KABUL (Reuters) - Afghan presidential candidate Abdullah Abdullah accused Hamid Karzai on Thursday of orchestrating a stalemate after last weekend’s runoff election and said the incumbent would be responsible for any ensuing political crisis.
The vote is a decisive test of Afghanistan’s ambitions to transfer power democratically for the first time in its history.
Preliminary results are not due until July 2 but Abdullah’s refusal to accept the outcome has raised the risks of the war-torn country plunging into a protracted political crisis as most foreign troops prepare to leave Afghanistan this year.
Afghans braved Taliban threats to vote in a second-round run-off on Saturday but accusations of cheating have since created a deadlock between Abdullah and his rival, former World Bank economist Ashraf Ghani.

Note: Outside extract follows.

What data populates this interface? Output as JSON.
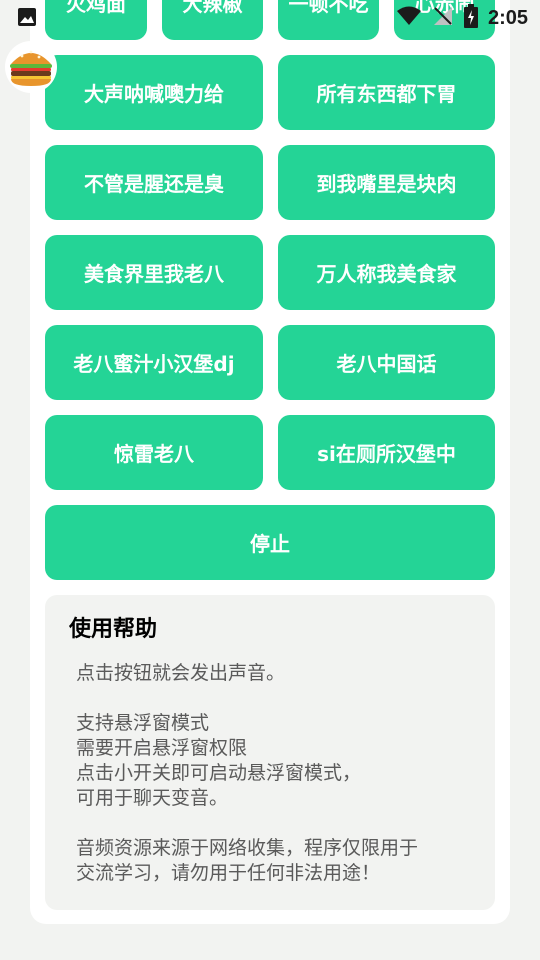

Abdullah has demanded a suspension to vote counting and declared he had no trust in electoral bodies.
On Thursday, he directly accused Karzai, who was constitutionally barred from running for office again after 12 years in power, of playing a role in the standoff.
“Any undertakings will be regarded as illegal and whatever results are announced, are not acceptable to us,” Abdullah told reporters. “This unfortunately has created a political stalemate and the president of this country and the electoral commissions are responsible for this stalemate and any consequences.”
Karzai, expected to retain a hand in politics even after standing down, has repeatedly denied claims of interference.
“The government have been neutral in this process and we are on neither side,” government spokesman Sifatullah Safai said in response to Abdullah’s comments.
Ghani has not commented publicly on the election since Saturday but his spokespeople have said they would continue to cooperate with the vote counting process.
The chief of the election commission had said earlier that vote tabulation would not stop but that the authority was willing to answer any complaints raised by Abdullah.
Dozens of Abdullah supporters protested in Kabul on Thursday demanding action on the fraud allegations.
The run-off pitted Abdullah, a former anti-Taliban fighter with a support base among the ethnic Tajik voters, against ethnic Pashtun Ghani, after neither secured the 50 percent needed to win first round outright on April 5.